Pourquoi jeter ses plantes est excellent pour la santé

Jeter ses plantes or not jeter ses plantes ?

Des plantes mortes sur un site qui traite d’études universitaires. Mais on marche sur la tête !

Et pourtant…

Je vous assure qu’il y a bien un lien entre la thématique de mon blog et le fait de jeter ses plantes.

Pour comprendre le processus, il suffit de lire la suite de l’article du jour.

C’est parti !

Une absence et un mauvais arrosage plus tard

Les publications se sont raréfiées ces derniers mois. J’ai eu un enfant dans des conditions particulières. Le tout m’a donc fait reconsidérer la place qu’occupait le travail dans ma vie.

En réalité, depuis mon accouchement, je n’avais plus envie d’écrire, pas même sur Instagram.

L’énergie rongée par le manque de sommeil, la motivation désarçonnée par la matrescence opérant dans mon cerveau… Je me suis un peu perdue.

En vérité, je me suis totalement perdue. Et c’est aujourd’hui que je commence à le réaliser tandis que je retrouve quelque peu le chemin de moi-même.

Vous connaissez cette sensation ? Étrange, n’est-ce pas ?

Et, surprise, c’est en jetant mes plantes que j’ai compris comment me retrouver. Oui oui.

Jeter ses plantes : serais-je anti-jardinage ?

Tout d’abord, il faut savoir que je suis de la même école que la majorité des gens : je pense que l’on ne doit jamais jeter une plante.

Il y a toujours une chance de sauver une plante, il est nécessaire de lui donner plus de temps, de respecter son rythme et ses besoins.

Donc non, cet article n’est pas une diatribe à l’encontre des amis des plantes.

Pourtant, il y a quelques semaines, j’ai fait le choix de me séparer d’une orchidée qui était en train de mourir.

Elle mourrait d’ailleurs depuis un moment…

Je pensais l’avoir sauvée, mais j’ai dû m’absenter longtemps ces derniers mois.

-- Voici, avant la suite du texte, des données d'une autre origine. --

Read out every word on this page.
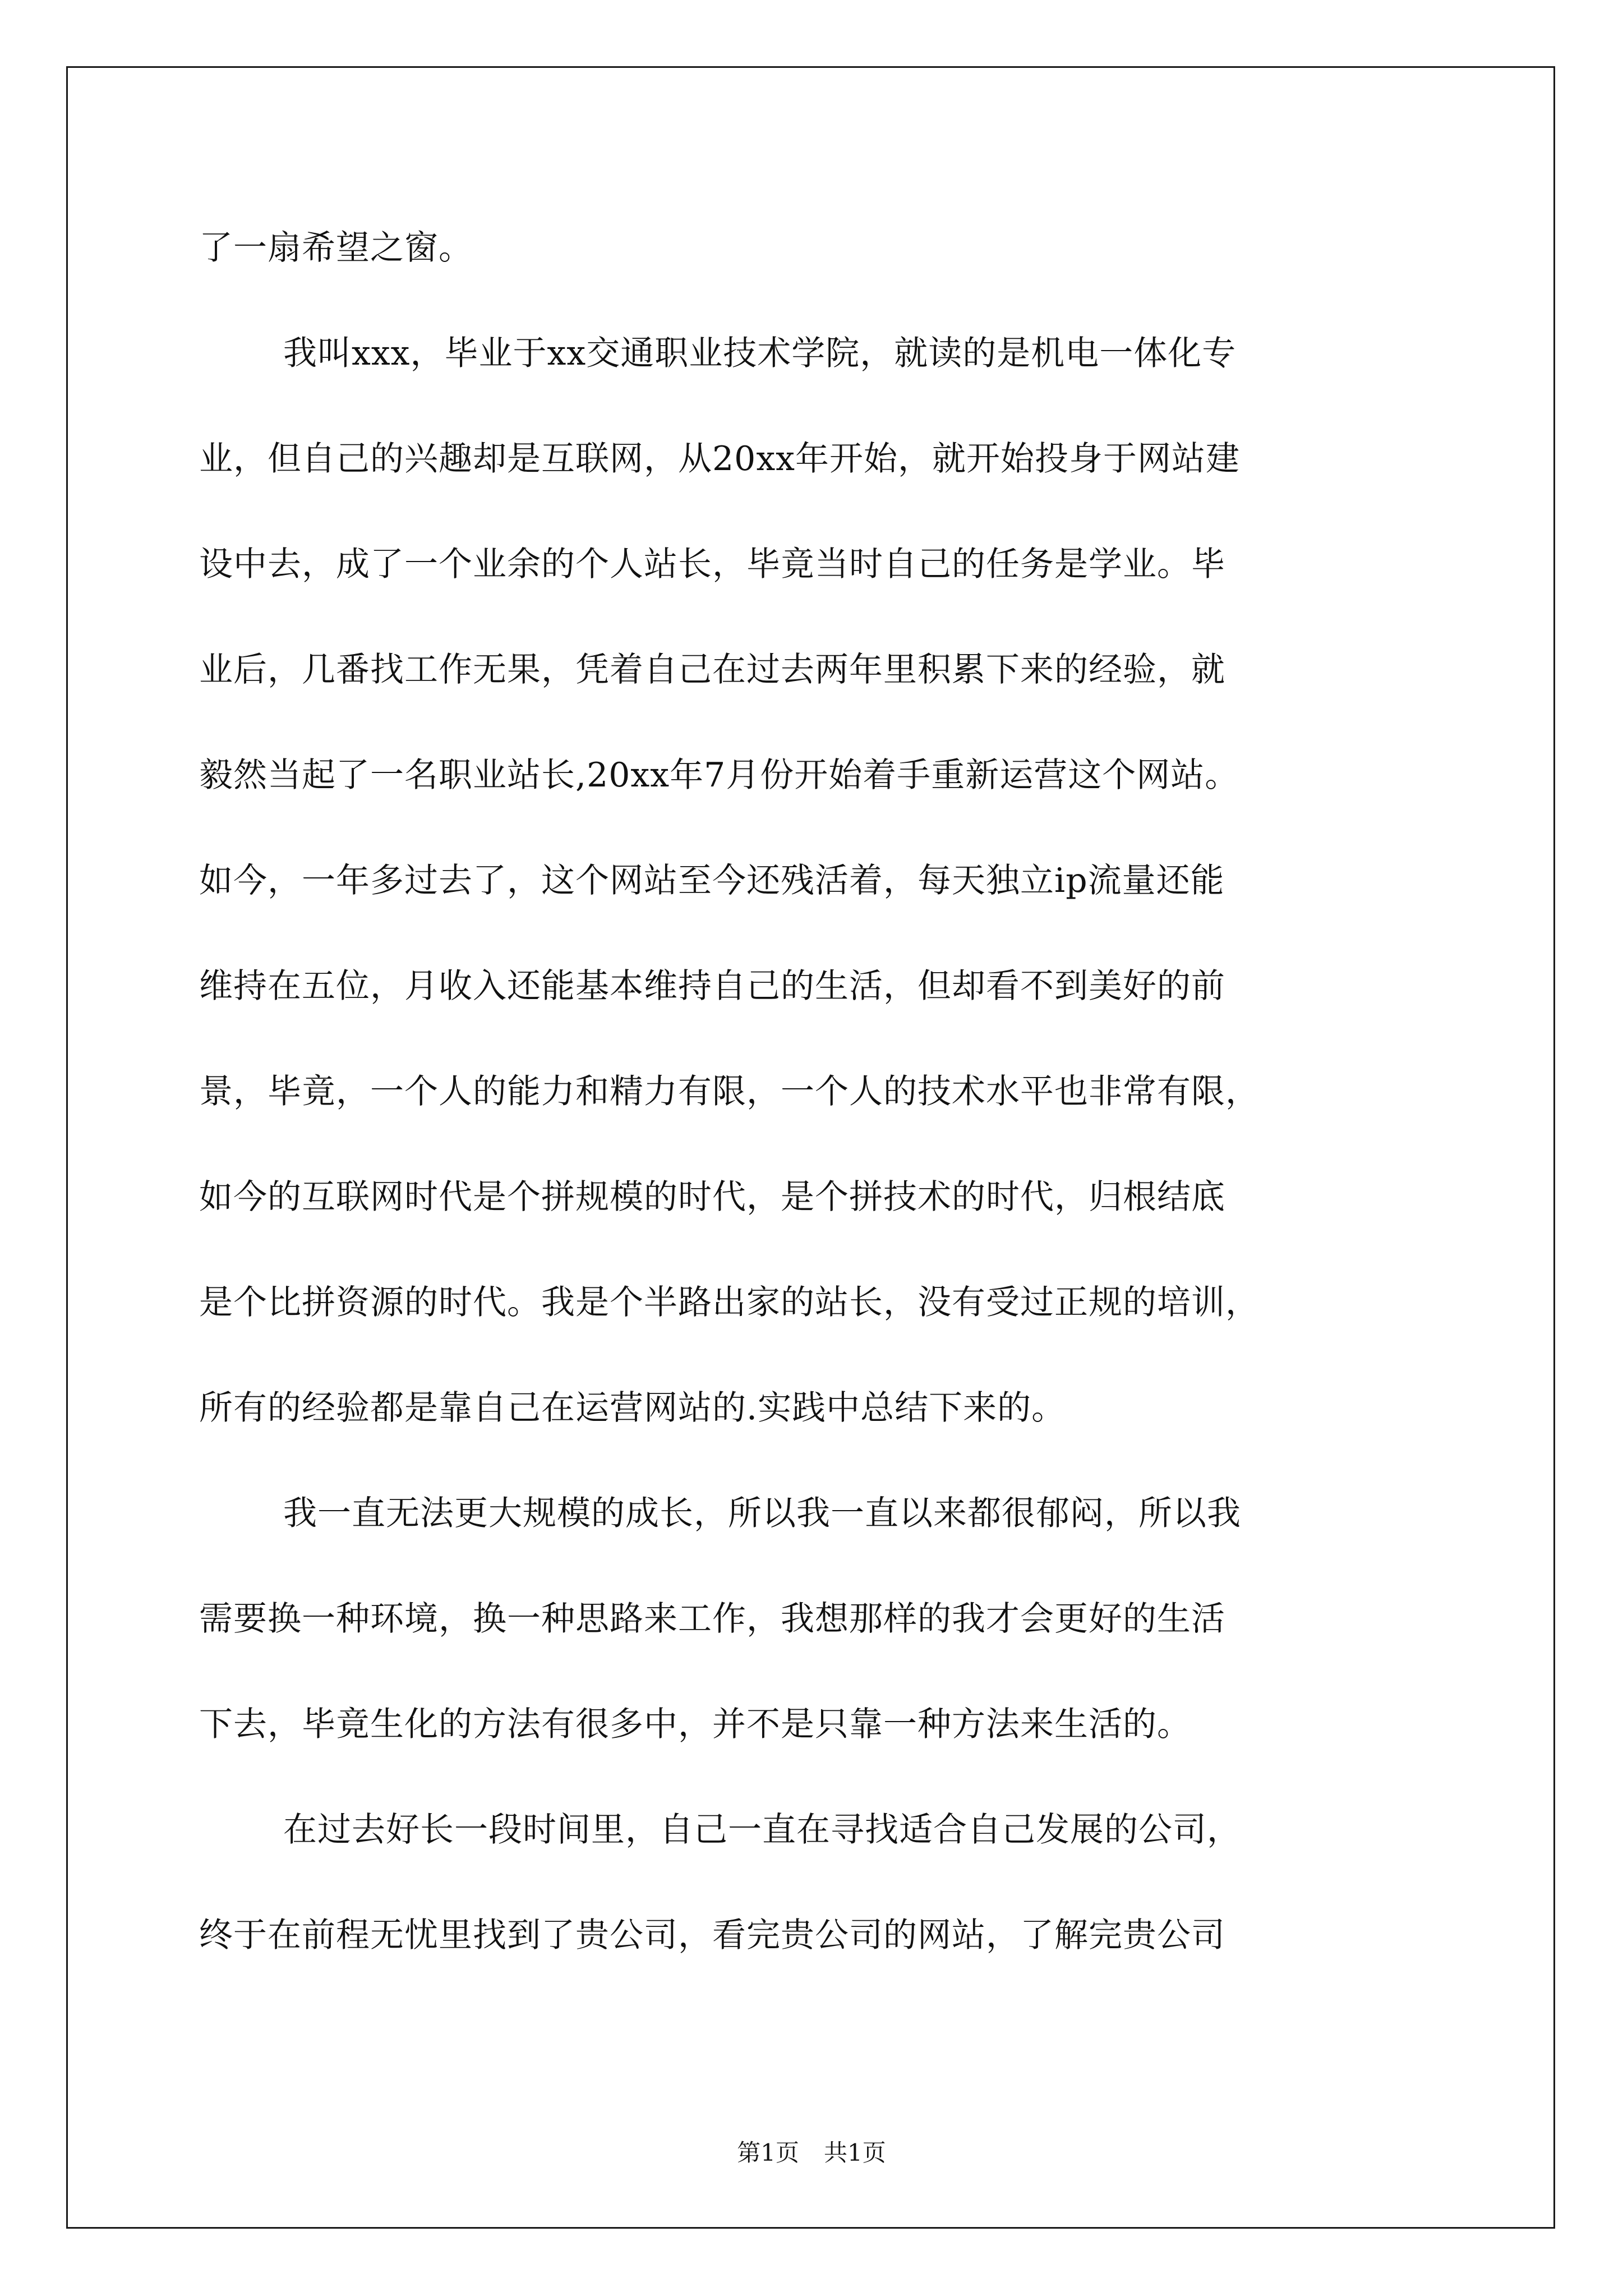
了一扇希望之窗。
我叫xxx，毕业于xx交通职业技术学院，就读的是机电一体化专
业，但自己的兴趣却是互联网，从20xx年开始，就开始投身于网站建
设中去，成了一个业余的个人站长，毕竟当时自己的任务是学业。毕
业后，几番找工作无果，凭着自己在过去两年里积累下来的经验，就
毅然当起了一名职业站长,20xx年7月份开始着手重新运营这个网站。
如今，一年多过去了，这个网站至今还残活着，每天独立ip流量还能
维持在五位，月收入还能基本维持自己的生活，但却看不到美好的前
景，毕竟，一个人的能力和精力有限，一个人的技术水平也非常有限，
如今的互联网时代是个拼规模的时代，是个拼技术的时代，归根结底
是个比拼资源的时代。我是个半路出家的站长，没有受过正规的培训，
所有的经验都是靠自己在运营网站的.实践中总结下来的。
我一直无法更大规模的成长，所以我一直以来都很郁闷，所以我
需要换一种环境，换一种思路来工作，我想那样的我才会更好的生活
下去，毕竟生化的方法有很多中，并不是只靠一种方法来生活的。
在过去好长一段时间里，自己一直在寻找适合自己发展的公司，
终于在前程无忧里找到了贵公司，看完贵公司的网站，了解完贵公司
第1页 共1页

Trop longtemps pour elle. Et elle qui était déjà si fragile n’a pas réussi à reprendre goût à la vie. Bref, elle se desséchait à vue d’œil.

Un jour de trop, je suis passée devant elle. Et je l’ai observée.

Un bref coup d’oeil, après avoir passé tant de temps à la scruter. Et paf, c’était fait. Elle se trouvait renversée dans la poubelle noire et profonde.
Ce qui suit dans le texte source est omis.